The advent of high quality digital photography has allowed photographers to capture scenes that would be nearly impossible with film in the past. By combining different exposures, and using various ISO settings, photographers are able to create idealized photos of very dynamic scenes. These photos are often awe inspiring when shared on photo forums.
This past September, I shared several new prints at ArtWalk on the Bay — a leading art event in San Diego. While setting up my booth, I made an observation about my work. All of my images are calm. They reflect a quiet moment — one of contemplation, and serenity. Even my most dynamic photo — a seascape taken in La Jolla, has a calm hush to it.

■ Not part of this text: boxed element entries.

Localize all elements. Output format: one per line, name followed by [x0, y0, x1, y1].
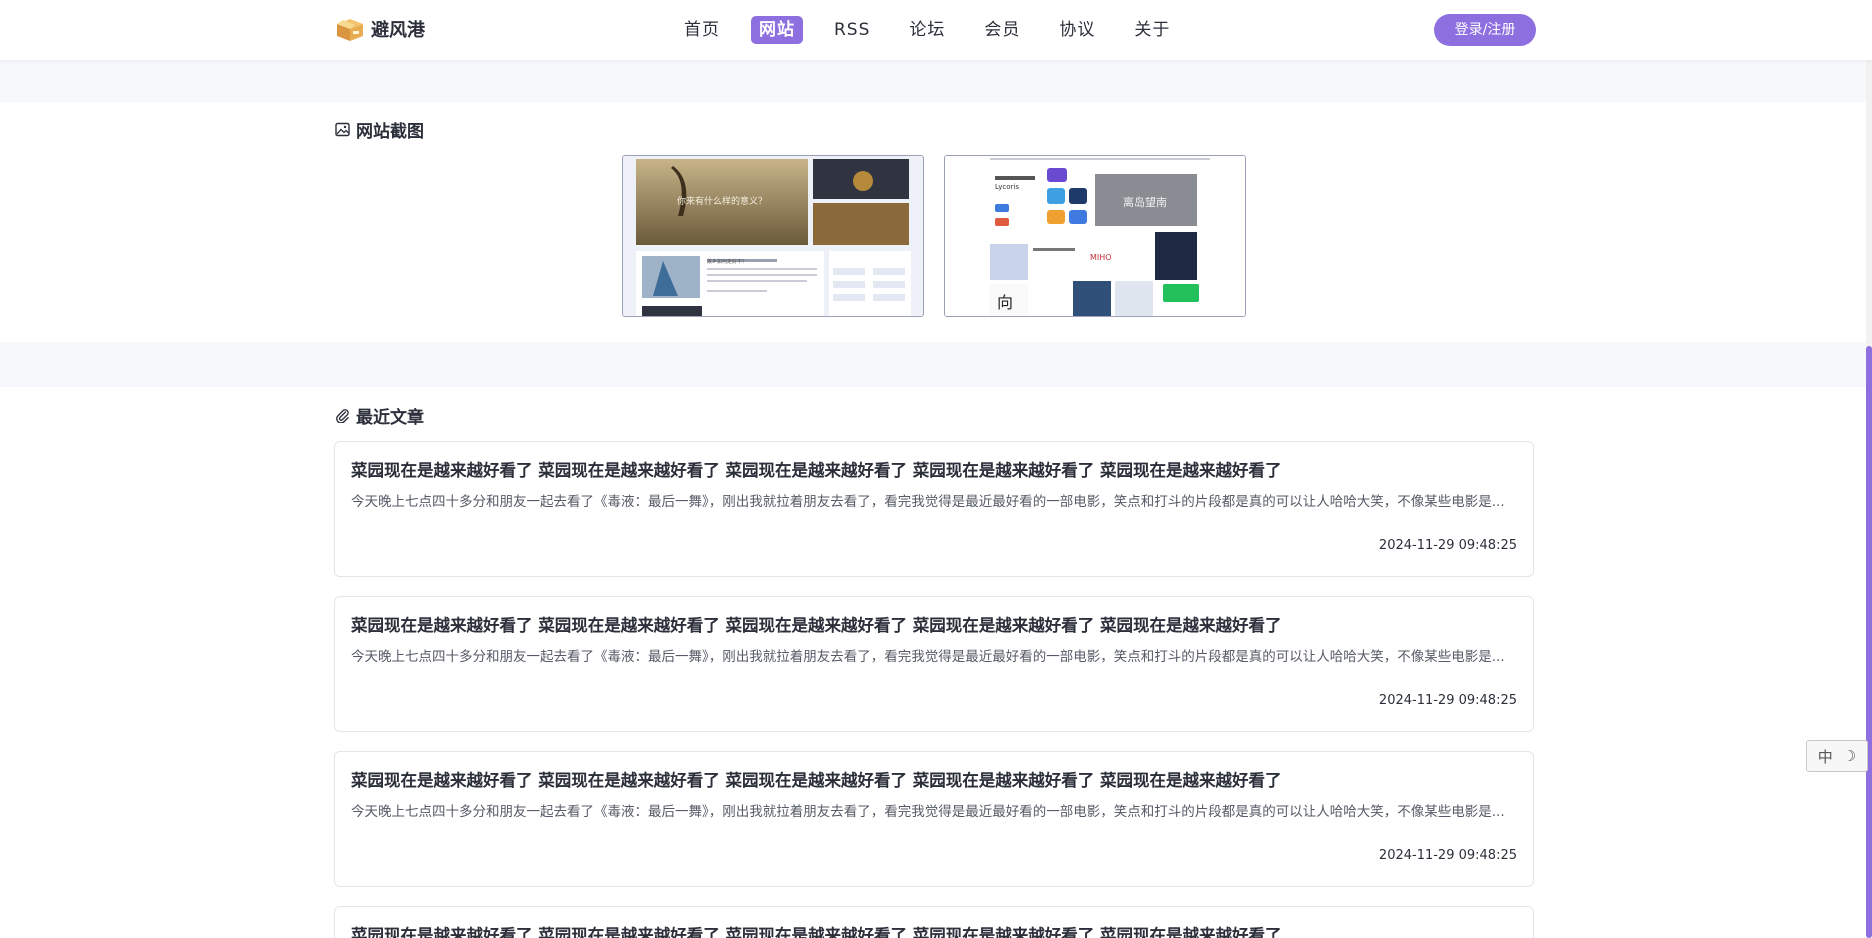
ime-indicator[interactable]: 中 ☽ [1806, 740, 1868, 772]
website-screenshot-2[interactable]: Lycoris 离岛望南 MIHO 向 [944, 155, 1246, 317]
site-logo[interactable]: 避风港 [335, 16, 425, 42]
nav-item-rss[interactable]: RSS [826, 16, 878, 44]
screenshot-2-preview: Lycoris 离岛望南 MIHO 向 [945, 156, 1245, 316]
screenshot-1-mid-title: 故乡如何走好不？ [707, 258, 747, 265]
paperclip-icon [336, 409, 349, 423]
article-card[interactable]: 菜园现在是越来越好看了 菜园现在是越来越好看了 菜园现在是越来越好看了 菜园现在… [334, 441, 1534, 577]
article-title[interactable]: 菜园现在是越来越好看了 菜园现在是越来越好看了 菜园现在是越来越好看了 菜园现在… [351, 612, 1281, 636]
spacer-band [0, 60, 1872, 102]
ime-mode-label: 中 [1817, 747, 1833, 766]
box-logo-icon [337, 19, 363, 41]
nav-item-members[interactable]: 会员 [976, 16, 1028, 44]
article-excerpt: 今天晚上七点四十多分和朋友一起去看了《毒液：最后一舞》，刚出我就拉着朋友去看了，… [351, 494, 1505, 510]
svg-text:向: 向 [997, 293, 1013, 312]
article-title[interactable]: 菜园现在是越来越好看了 菜园现在是越来越好看了 菜园现在是越来越好看了 菜园现在… [351, 922, 1281, 938]
article-date: 2024-11-29 09:48:25 [1378, 848, 1517, 863]
article-date: 2024-11-29 09:48:25 [1378, 693, 1517, 708]
moon-icon: ☽ [1842, 747, 1857, 765]
article-card[interactable]: 菜园现在是越来越好看了 菜园现在是越来越好看了 菜园现在是越来越好看了 菜园现在… [334, 906, 1534, 938]
nav-item-home[interactable]: 首页 [676, 16, 728, 44]
screenshot-2-tag: MIHO [1090, 253, 1112, 262]
article-excerpt: 今天晚上七点四十多分和朋友一起去看了《毒液：最后一舞》，刚出我就拉着朋友去看了，… [351, 804, 1505, 820]
website-screenshot-1[interactable]: 你来有什么样的意义？ 故乡如何走好不？ [622, 155, 924, 317]
nav-item-sites[interactable]: 网站 [751, 16, 803, 44]
article-date: 2024-11-29 09:48:25 [1378, 538, 1517, 553]
login-register-button[interactable]: 登录/注册 [1434, 14, 1536, 46]
main-nav: 首页 网站 RSS 论坛 会员 协议 关于 [676, 16, 1201, 44]
articles-title: 最近文章 [356, 408, 424, 428]
article-card[interactable]: 菜园现在是越来越好看了 菜园现在是越来越好看了 菜园现在是越来越好看了 菜园现在… [334, 596, 1534, 732]
article-excerpt: 今天晚上七点四十多分和朋友一起去看了《毒液：最后一舞》，刚出我就拉着朋友去看了，… [351, 649, 1505, 665]
logo-text: 避风港 [371, 20, 425, 41]
article-title[interactable]: 菜园现在是越来越好看了 菜园现在是越来越好看了 菜园现在是越来越好看了 菜园现在… [351, 457, 1281, 481]
site-header: 避风港 首页 网站 RSS 论坛 会员 协议 关于 登录/注册 [0, 0, 1872, 60]
scrollbar-thumb[interactable] [1866, 346, 1872, 938]
screenshot-2-banner-text: 离岛望南 [1123, 195, 1167, 209]
article-title[interactable]: 菜园现在是越来越好看了 菜园现在是越来越好看了 菜园现在是越来越好看了 菜园现在… [351, 767, 1281, 791]
screenshot-2-site-name: Lycoris [995, 183, 1019, 191]
image-icon [335, 122, 350, 137]
screenshots-heading: 网站截图 [335, 117, 424, 142]
nav-item-agreement[interactable]: 协议 [1051, 16, 1103, 44]
screenshot-1-preview: 你来有什么样的意义？ 故乡如何走好不？ [623, 156, 923, 316]
article-card[interactable]: 菜园现在是越来越好看了 菜园现在是越来越好看了 菜园现在是越来越好看了 菜园现在… [334, 751, 1534, 887]
screenshots-title: 网站截图 [356, 122, 424, 142]
nav-item-forum[interactable]: 论坛 [901, 16, 953, 44]
divider-band [0, 342, 1872, 387]
nav-item-about[interactable]: 关于 [1126, 16, 1178, 44]
screenshot-1-banner-text: 你来有什么样的意义？ [677, 195, 767, 207]
articles-heading: 最近文章 [335, 403, 424, 428]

When printed large and hung on a wall, a calm photo will add to the ambiance of a room. It serves as a reassuring breath of fresh air.
Conversely, a ultra dynamic photo has the opposite effect when hung on a wall. This visual noise of the image dominates the room, overpowering the decor. An image that stands out in a photography forum because of its dynamic appeal may be the worst when hung on a wall.
Regardless if you are shooting film or digital, the experience of viewing a print is much different than viewing online. An print doesn’t need to SCREAM AT THE VIEWER to be good.
Yesterday, I hung two new photos in my house. A framed 20″x 25″ print of Approaching Storm now sits above the couch in my living room, and a framed 20″x 25″ of Thermal Spring now hangs over my mantle. These two photos changed the overall feel of the room. A calm, reassuring feeling now prevails.